Let's start with the set list. We really lucked out; this was one of the best on the tour. Tweedy opened with "Sunken Treasure" and went right into "Remember the Mountain Bed" after that. There was a good variety of non-Wilco stuff as well. Tweedy commented that he'd been to the venue fifteen years before with Uncle Tupelo, told a funny story about that, and played a couple of UT songs ("Black Eye" and "New Madrid"), "Please Tell My Brother" from the Golden Smog stuff, and "He's Back Jack-Whistling Jesus," which is awesome (it's about Jesus coming back -- as a crack addict) and should be on the upcoming Loose Fur album. The set ended with a sing-along of "California Stars," except when Tweedy announced that he was going to sing the harmony part, everyone stopped singing to listen to that. It was so cool! Glenn Kotche joined Tweedy for the first encore, during which they played a lot of Yankee Hotel Foxtrot stuff. The final encore, though, was the best. Tweedy played "Someday Some Morning Sometime," "Passenger Side," and was about to launch into "Acuff-Rose" when the girl directly behind me started whining and begging him to play "Misunderstood." He actually did. We couldn't believe it. (Only 8 never's, though. It was hard without drums.) I was about to get really annoyed that she'd stopped him from playing "Acuff-Rose," but he closed with it. "Acuff-Rose" was always my favorite Uncle Tupelo song and I'd never heard it live.
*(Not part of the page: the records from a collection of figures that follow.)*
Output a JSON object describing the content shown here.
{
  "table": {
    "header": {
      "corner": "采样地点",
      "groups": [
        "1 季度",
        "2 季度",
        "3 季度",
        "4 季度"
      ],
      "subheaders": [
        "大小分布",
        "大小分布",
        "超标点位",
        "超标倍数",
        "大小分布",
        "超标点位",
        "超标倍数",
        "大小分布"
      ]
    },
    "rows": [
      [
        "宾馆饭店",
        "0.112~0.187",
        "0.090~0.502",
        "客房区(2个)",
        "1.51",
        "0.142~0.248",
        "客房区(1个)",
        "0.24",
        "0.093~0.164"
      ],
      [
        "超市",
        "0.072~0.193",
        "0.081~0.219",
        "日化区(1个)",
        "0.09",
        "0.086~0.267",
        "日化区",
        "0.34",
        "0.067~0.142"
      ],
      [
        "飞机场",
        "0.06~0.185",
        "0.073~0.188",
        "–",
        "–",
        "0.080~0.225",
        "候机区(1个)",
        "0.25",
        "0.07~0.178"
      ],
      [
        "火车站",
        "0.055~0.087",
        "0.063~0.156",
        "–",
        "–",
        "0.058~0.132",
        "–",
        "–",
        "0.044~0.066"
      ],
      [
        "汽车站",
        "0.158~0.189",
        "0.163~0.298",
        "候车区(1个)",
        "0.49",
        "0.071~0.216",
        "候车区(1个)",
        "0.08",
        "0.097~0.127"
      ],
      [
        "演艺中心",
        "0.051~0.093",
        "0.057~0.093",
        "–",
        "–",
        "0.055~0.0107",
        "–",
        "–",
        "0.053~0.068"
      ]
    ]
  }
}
But the music itself was what really made the evening. Jeff Tweedy was just alone on stage, surrounded by six guitars and lit with a spotlight. He couldn't see us and referred to the crowd as "the abyss" that yells things at him. Hearing all these songs completely stripped down was such an amazing experience. The reason I like Wilco so much is that the lyrics and the experimentation with the process of making music collide in a way that makes you say, "Yes. That's it. That's exactly how that is." Which ends up making me focus more on the lyrics than anything else. But the reason I liked Uncle Tupelo to begin with was that some amazing musicians were taking something old and making it completely new. And they could play! Friday's show was a reminder for me that Jeff Tweedy is not only an amazing lyricist, he's also a great guitar player. I couldn't have asked for a better evening.